Kısa bir süre önce açıkladığımız üzere, merkez bankalarının düşük seviyelerde pozitif bir enflasyon görme isteğinin sebepleri arasında faiz oranlarının normale çevrilebilmesine yardımcı olmaları da bulunmaktadır (bu ilişki merkez bankalarının yüksek enflasyonla mücadele etmek için faiz oranlarını güçlü bir silah olarak kullanmasına da olanak tanımaktadır). Klasik bir yaklaşımla açıklayacak olursak: faiz oranlarının artırılması enflasyonu aşağı çekmektedir. Faizlerin enflasyon sıfıra yakın bir düzeyde iken artırılması ise deflasyonu tetikleyebilir.
Euro Bölgesi halen yüksek enflasyon ve cansız ekonomik büyüme pençesinde kıvranmaktadır. Herhangi bir faiz artışı -borçlanma masraflarını artıracağından- iş çevrelerinin büyümeyi yavaşlatmasına yol açacaktır. Yani böyle bir hamle için daha çok uzun zaman vardır (aslına bakarsanız borçlanma oranları tarihin en düşük seviyelerindedir ve ufak bir oynama çok büyük bir farklılık yaratmayacaktır). Analizciler, Avrupa Merkez Bankası'nın Aralık ayındaki toplantısında Euro Bölgesi ekonomisini canlandırmak maksadıyla ek likidite enjeksiyonu sağlayacak ve enflasyonu artıracak yeni tedbirler açıklayacağına inanmaktadır. Bu senaryodan ötürü Forex piyasası yatırımcılarının büyük bölümü Euro aleyhine işlem gerçekleştirmektedir; nitekim EUR/USD paritesi son yedi ayın en düşük seviyelerine düşüş sergilemiştir.
Amerika Merkez Bankası'nın faiz oranlarını Aralık ayında yükseltmesi olasılığı yüksek görünmektedir ve bu da Amerikan dolarını diğer para birimleri karşısında destekleyici bir niteliktedir. Uzmanların büyük bir bölümü 2015 yılında faizleri artırmaktan kaçan İngiltere Merkez Bankası'nın ise 2016 yılının ilk çeyreğinde düğmeye basacağı kanaatini taşımaktadır. Bu faktörler sayesinde gerileyen Euro, Avrupa Bölgesi'nin ihracat ürünlerinin rekabet edebilirliğini kuvvetlendirecektir. Bu durum muhtemelen bloğun büyümesi için daha uygun bir ortam teşkil edecektir fakat buna rağmen güney ile kuzey ekonomileri arasındaki uçurum dolayısıyla genişleme hızı oynaklık sergileyebilir.

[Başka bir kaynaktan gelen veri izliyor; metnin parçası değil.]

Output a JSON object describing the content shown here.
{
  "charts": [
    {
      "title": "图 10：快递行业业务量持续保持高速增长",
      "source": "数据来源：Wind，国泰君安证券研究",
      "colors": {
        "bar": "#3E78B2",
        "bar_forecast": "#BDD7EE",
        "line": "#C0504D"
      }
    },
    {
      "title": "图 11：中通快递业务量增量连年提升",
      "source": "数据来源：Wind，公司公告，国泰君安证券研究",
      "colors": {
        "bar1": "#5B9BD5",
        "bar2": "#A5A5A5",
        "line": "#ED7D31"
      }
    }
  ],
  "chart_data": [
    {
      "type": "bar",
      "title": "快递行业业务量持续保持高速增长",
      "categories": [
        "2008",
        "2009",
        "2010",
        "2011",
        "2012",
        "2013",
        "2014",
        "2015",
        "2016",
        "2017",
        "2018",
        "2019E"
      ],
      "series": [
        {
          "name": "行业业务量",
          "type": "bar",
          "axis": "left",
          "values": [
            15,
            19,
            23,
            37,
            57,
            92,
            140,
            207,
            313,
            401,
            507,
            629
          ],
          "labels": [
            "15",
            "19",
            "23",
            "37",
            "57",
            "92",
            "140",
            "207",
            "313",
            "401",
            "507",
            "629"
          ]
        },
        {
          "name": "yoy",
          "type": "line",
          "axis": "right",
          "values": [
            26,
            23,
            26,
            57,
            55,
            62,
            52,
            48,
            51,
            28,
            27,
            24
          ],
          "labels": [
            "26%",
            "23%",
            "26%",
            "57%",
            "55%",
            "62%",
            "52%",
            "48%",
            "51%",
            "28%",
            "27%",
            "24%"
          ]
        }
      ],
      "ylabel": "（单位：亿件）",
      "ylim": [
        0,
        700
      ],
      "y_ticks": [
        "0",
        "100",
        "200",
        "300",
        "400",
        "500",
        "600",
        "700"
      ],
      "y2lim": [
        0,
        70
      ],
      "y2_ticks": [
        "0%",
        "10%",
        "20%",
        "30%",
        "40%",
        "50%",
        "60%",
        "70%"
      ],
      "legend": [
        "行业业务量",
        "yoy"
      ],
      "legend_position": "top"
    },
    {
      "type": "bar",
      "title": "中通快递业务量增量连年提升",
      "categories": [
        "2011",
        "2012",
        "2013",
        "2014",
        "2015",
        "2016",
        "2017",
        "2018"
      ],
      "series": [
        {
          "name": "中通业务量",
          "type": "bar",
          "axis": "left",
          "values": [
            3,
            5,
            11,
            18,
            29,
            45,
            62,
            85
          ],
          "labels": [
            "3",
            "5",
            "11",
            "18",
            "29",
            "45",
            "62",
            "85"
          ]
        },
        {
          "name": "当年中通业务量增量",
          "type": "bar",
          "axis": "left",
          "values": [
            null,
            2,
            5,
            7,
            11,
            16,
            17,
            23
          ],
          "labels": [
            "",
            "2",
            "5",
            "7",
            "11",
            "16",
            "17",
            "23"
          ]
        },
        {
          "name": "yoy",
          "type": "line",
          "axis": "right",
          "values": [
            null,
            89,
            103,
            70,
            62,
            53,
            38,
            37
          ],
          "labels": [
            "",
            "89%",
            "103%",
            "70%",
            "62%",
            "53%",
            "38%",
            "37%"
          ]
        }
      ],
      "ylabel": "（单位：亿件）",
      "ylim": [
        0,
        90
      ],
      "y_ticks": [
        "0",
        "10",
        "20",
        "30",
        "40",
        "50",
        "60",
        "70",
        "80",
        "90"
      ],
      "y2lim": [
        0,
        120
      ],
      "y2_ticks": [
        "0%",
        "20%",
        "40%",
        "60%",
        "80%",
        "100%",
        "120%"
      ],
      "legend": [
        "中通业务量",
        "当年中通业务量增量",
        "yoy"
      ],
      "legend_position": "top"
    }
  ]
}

Zayıflayan Euro, Fransa'dan ihraç edilen buğdayın Karadeniz bölgesi bölgesinden ihraç edilen buğdaydan daha ucuz hale getirmiştir. Bu gelişme geçen yıla kıyasla %29 daha az ihracat gerçekleştirmiş Fransız çiftçilerini mutlaka sevindirecektir. Öte yandan, buğdayın dünya genelinde tüketilen önemli besinlerden birisi olmasına karşın küresel bazda talep bir süredir zayıf düzeylerde seyretmektedir.